El diseño de sonido y vídeo de Mar Orfila y la iluminación de Marc Salicrú ayudan en gran medida a configurar un quinto personaje que podría ser el mundo exterior. Llamémosle ciudad, sociedad, prójimo, extranjero, oscuridad nocturna de un callejón o, en definitiva y una vez más, miedo. Esta parte dota de una identidad propia a la pieza. En este caso, la puesta en escena no solo es adecuada sino que aporta una estética algo inquietante al conjunto a la vez que juega con un contraste importante para abastecer de sentido a lo que se quiere explicar. La escenografía de Cesc Calafell sigue explorando y ampliando un terreno similar al que trabajó en La treva (Time Stands Still).
Espacios diáfanos, doble nivel y gran cristalera. En esta ocasión, funciona muy bien el reparto de los habitáculos para mostrar las estancias compartidas e íntimas y se aprovecha la profundidad del espacio para trabajar también lo que ocurre al frente y detrás.
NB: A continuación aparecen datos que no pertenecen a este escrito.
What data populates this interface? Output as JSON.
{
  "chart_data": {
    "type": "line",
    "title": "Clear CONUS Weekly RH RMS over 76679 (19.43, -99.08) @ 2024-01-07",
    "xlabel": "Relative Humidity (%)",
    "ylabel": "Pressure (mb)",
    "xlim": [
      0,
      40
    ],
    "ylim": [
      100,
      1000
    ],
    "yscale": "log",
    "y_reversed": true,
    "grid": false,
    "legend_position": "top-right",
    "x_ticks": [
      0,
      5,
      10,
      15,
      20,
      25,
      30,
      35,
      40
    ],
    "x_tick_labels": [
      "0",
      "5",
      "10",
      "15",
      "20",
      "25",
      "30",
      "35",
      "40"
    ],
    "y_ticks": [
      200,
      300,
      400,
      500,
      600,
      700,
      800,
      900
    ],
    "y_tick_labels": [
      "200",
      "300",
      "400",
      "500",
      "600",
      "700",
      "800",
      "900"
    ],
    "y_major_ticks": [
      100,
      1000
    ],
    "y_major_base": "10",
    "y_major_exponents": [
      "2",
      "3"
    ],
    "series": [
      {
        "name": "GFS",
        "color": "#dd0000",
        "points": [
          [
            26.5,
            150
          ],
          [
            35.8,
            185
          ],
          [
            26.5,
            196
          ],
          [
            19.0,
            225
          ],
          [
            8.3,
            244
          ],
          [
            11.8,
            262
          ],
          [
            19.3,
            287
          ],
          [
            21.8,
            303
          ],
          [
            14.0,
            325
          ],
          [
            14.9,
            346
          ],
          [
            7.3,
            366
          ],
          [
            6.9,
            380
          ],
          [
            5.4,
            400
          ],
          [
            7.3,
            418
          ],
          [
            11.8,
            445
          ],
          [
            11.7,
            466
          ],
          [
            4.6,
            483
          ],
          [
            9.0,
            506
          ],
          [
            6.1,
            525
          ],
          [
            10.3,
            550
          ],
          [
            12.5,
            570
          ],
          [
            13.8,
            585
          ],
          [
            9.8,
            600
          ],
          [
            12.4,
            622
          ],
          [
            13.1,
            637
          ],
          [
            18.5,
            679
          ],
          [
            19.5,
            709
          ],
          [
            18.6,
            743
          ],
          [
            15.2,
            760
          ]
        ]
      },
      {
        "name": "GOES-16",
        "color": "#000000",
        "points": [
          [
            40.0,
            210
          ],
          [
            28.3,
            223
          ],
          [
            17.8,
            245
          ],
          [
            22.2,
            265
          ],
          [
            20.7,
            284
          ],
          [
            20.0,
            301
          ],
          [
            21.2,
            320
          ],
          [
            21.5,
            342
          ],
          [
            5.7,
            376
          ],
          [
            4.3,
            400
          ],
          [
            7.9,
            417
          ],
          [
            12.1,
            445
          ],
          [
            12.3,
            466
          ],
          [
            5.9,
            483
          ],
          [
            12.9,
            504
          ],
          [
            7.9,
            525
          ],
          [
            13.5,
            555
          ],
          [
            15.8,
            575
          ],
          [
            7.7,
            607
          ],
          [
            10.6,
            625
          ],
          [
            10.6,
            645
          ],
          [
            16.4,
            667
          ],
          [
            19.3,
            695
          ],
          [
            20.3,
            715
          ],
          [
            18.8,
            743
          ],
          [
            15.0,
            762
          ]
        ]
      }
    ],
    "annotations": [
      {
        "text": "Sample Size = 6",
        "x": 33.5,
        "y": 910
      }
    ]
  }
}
Lo traslúcido y lo opaco. No habrá una delimitación física estricta entre un espacio y otro. Así el interior será también exterior. Destaca especialmente la capacidad para concebir imágenes no exentas de cierta poética que resumen muy bien el contraste y el ambiente que se respira en cada momento (la nevera y los ornamentos navideños serían un ejemplo del que no desvelaremos más detalles pero que nos ha parecido especialmente evocador). Plásticamente muy potente y siempre acompañando a lo que se está explicando, incluso cuando lo abrupto y asfixiante parece coparlo todo.
Finalmente, hay otro hallazgo y es el contraste entre los roles femeninos y masculinos que aquí se interiorizan perfectamente en la estructura dramática, dotándola de robustez y significación. Sin que en ningún momento se convierta en un tema, solo hay que fijarse en las profesiones y ocupaciones de Anna (muy bien integradas en el trabajo de Brió) y Max y la conducta de ambos en el ámbito familiar. Aplaudimos la normalización de la condición, carácter y categoría de género que desempeña Blues. Una pieza que hay que tener en cuenta y que, probablemente, no tarde en dar el salto internacional, tanto por la temática que trata como por su potente planteamiento formal.